Selain keuntungan dapat
memperoleh data, pekerjaan investigasi tersebut juga secara bersamaan dapat
melatih organisasi dan massa rakyat untuk mengenal serta berlatih menjalankan demokrasi
langsung. Maksudnya, dalam mengorganisir kita bisa menyediakan ruang yang
mengutamakan aspirasi atau pendapat massa dalam menentukan isi dan sasaran dari
perjuangan mobilisasi atau radikalisasi tiga bulan ke depan. Pendapat massa
terbanyak (mayoritas) tentang persoalan mendesaknya, yang dipandang harus
segera diperjuangkan, merupakan landasan utama untuk merumuskan penyadaran dan
tuntutan dalam radikalisasi yang akan dilaksanakan. Keterlibatan atau
partisipasi massa dalam aksi juga akan lebih kuat atau lebih mungkin terjadi,
karena sejak awal rencana aksi diletakkan pada kepentingan mendesak massa itu
sendiri. Metode bertanya langsung ke rakyat sebelum keputusan diambil, bahkan
harus diperjuangkan untuk menjadi metode/pola yang dilakukan negara sebelum
membuat keputusan penting bagi rakyat (misalnya referendum sebelum buat UUPM,
atau dalam pembuatan konstitusi, dan lain sebagainya)[4].

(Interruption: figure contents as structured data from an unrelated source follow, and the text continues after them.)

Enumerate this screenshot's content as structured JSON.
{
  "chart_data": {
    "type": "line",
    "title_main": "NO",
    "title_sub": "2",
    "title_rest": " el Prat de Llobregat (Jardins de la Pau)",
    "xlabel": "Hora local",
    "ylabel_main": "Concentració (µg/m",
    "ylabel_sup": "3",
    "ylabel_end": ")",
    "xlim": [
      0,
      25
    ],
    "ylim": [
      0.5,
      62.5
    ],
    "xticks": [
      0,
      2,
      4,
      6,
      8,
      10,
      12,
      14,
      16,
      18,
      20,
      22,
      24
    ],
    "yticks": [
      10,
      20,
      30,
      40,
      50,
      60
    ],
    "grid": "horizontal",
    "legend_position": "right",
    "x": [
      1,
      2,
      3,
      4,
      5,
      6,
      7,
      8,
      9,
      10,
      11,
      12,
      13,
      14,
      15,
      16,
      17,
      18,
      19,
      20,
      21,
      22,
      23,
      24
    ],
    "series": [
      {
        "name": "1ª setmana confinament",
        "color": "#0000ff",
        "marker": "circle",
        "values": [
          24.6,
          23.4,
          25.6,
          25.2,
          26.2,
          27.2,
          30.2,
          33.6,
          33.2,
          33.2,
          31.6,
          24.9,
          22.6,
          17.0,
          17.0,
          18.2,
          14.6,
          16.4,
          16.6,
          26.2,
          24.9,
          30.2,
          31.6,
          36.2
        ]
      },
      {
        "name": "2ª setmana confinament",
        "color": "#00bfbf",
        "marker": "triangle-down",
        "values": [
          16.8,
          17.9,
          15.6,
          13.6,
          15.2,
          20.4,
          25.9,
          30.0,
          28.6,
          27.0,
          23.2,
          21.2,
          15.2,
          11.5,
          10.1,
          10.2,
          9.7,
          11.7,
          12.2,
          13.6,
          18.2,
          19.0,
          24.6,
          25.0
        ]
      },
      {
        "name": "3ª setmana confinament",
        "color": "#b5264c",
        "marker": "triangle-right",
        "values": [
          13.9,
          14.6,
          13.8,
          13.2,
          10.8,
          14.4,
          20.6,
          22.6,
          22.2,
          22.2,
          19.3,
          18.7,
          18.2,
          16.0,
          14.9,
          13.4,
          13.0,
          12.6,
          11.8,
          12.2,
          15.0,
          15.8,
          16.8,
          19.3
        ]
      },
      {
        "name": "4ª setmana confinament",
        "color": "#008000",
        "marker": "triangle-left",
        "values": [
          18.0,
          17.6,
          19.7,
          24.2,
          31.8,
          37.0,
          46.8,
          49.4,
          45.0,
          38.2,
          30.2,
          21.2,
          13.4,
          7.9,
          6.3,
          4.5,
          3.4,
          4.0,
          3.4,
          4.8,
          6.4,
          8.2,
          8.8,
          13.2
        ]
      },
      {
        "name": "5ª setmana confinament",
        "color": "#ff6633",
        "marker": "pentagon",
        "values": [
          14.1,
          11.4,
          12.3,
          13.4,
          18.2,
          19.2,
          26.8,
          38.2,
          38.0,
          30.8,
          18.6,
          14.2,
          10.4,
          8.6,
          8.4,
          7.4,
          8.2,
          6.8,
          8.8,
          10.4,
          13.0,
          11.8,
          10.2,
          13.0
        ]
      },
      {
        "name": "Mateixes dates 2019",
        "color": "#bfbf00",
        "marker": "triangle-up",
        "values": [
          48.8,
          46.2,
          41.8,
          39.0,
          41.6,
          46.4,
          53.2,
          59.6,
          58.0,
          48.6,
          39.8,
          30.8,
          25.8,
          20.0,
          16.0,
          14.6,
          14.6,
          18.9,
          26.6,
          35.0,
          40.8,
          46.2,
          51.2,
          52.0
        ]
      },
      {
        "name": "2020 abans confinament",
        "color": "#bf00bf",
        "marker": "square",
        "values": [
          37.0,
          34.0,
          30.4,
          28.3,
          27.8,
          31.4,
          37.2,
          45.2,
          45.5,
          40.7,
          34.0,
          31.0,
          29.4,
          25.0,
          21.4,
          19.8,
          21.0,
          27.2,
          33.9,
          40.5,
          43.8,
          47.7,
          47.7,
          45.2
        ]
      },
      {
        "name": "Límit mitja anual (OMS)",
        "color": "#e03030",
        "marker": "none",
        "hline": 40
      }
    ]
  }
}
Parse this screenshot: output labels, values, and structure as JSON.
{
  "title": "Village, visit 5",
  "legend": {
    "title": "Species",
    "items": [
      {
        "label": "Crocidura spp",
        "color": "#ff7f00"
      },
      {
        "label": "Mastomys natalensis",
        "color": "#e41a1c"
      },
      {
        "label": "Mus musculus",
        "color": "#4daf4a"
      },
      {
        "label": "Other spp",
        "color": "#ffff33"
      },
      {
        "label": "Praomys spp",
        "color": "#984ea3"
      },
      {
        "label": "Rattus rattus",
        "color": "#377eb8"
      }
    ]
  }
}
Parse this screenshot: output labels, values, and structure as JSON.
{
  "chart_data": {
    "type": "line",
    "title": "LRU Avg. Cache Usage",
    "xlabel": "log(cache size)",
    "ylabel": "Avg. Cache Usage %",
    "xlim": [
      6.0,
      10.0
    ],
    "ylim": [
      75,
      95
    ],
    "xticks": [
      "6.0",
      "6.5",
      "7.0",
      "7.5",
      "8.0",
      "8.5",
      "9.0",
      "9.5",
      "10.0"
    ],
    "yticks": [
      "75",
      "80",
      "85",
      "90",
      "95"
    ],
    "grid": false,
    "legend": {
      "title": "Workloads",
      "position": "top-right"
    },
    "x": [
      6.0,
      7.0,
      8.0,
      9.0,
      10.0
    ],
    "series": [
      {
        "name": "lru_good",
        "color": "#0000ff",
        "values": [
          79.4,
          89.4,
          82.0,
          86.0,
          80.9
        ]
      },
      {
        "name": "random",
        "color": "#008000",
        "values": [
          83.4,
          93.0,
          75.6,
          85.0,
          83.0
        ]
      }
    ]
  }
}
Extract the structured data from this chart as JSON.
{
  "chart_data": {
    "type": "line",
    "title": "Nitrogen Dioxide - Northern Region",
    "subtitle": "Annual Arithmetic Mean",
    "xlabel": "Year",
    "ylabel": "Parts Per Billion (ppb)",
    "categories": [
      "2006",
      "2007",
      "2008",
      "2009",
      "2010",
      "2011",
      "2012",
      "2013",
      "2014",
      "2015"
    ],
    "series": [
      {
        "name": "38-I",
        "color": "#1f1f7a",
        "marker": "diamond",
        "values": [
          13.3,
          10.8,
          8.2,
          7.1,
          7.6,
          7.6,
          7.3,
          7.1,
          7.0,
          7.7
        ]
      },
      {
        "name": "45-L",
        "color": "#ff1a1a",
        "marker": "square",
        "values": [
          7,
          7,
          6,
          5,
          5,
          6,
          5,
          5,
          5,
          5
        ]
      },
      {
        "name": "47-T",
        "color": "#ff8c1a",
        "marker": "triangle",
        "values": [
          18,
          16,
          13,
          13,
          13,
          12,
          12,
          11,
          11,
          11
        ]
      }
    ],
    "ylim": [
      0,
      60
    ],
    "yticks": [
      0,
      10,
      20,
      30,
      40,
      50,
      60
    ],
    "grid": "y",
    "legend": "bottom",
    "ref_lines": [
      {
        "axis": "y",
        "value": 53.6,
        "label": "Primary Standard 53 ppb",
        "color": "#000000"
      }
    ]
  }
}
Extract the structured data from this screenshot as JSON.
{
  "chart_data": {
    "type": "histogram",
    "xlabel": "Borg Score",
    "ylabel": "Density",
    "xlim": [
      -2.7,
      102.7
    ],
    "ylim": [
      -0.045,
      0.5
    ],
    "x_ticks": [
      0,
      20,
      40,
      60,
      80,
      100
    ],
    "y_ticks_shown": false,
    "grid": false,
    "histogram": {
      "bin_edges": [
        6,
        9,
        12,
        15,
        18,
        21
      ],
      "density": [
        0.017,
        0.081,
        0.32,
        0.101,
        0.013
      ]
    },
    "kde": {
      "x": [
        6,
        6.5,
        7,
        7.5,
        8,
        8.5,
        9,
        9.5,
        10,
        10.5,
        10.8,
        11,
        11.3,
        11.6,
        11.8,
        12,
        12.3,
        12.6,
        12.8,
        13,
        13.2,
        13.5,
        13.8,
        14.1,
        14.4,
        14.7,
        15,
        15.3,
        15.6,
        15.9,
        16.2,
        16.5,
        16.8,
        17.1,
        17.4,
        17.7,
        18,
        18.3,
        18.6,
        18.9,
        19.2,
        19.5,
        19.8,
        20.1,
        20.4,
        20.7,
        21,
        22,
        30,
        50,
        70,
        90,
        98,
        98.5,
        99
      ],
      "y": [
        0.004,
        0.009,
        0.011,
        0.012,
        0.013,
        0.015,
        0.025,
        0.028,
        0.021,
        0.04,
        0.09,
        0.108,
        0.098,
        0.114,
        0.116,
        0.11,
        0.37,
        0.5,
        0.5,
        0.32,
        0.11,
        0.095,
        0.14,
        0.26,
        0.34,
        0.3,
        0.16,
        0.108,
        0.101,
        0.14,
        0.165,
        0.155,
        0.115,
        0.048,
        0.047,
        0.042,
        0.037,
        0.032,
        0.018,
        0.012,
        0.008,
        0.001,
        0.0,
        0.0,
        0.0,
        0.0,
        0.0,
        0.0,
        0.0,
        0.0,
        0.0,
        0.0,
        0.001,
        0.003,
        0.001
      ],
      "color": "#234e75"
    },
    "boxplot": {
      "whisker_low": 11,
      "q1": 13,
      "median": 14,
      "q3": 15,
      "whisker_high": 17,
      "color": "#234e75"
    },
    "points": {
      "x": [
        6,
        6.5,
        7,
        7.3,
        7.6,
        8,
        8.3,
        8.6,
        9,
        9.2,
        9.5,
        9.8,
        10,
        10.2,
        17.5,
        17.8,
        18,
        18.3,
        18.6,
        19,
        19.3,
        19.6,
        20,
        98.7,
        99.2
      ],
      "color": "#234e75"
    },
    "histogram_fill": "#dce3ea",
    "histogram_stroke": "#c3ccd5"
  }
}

Dalam menjalankan investigasi,
alat-alat yang dipergunakan untuk mengetahui pendapat massa bisa berupa: a)
Angket: (i) diisi langsung oleh rakyat atau; (ii) (bila ada yang belum sanggup
mengisi angket karena berbagai sebab) diisi sambil ditanya; b) dari perbincangan
dengan massa; c) dari laporan organiser. Alat-alat investigasi tersebut bisa
digunakan semuanya, secara bersamaan, atau bisa juga salah satunya. Namun, bila
menggunakan salah satunya saja kadang tidak bisa menjangkau massa luas atau
kadang ada kesulitan-kesulitan. Misalnya dengan angket, memang bisa lebih luas
dan semakin banyak bisa memperoleh pendapat massa tentang persoalan dan
kesanggupan berjuangnya dari satu-persatu massa, tapi seringkali juga ada
kesulitan karena massa sulit mengisi angket (karena teknis atau banyak juga
karena buta huruf).
Selanjutnya, dari pekerjaan
investigasi harus ada kesimpulan hasil investigasi. Hal
terpenting dari pendapat massa yang harus diperhatikan adalah pada persoalan
apakah massa siap melawan/memperjuangkan persoalan-persoalannya. Sekali lagi,
hal prinsipil saat mendorong maju kesadaran ekonomis (reformis) adalah
mewujudkannya menjadi tindakan politik massa, menjadi mobilisasi aksi massa.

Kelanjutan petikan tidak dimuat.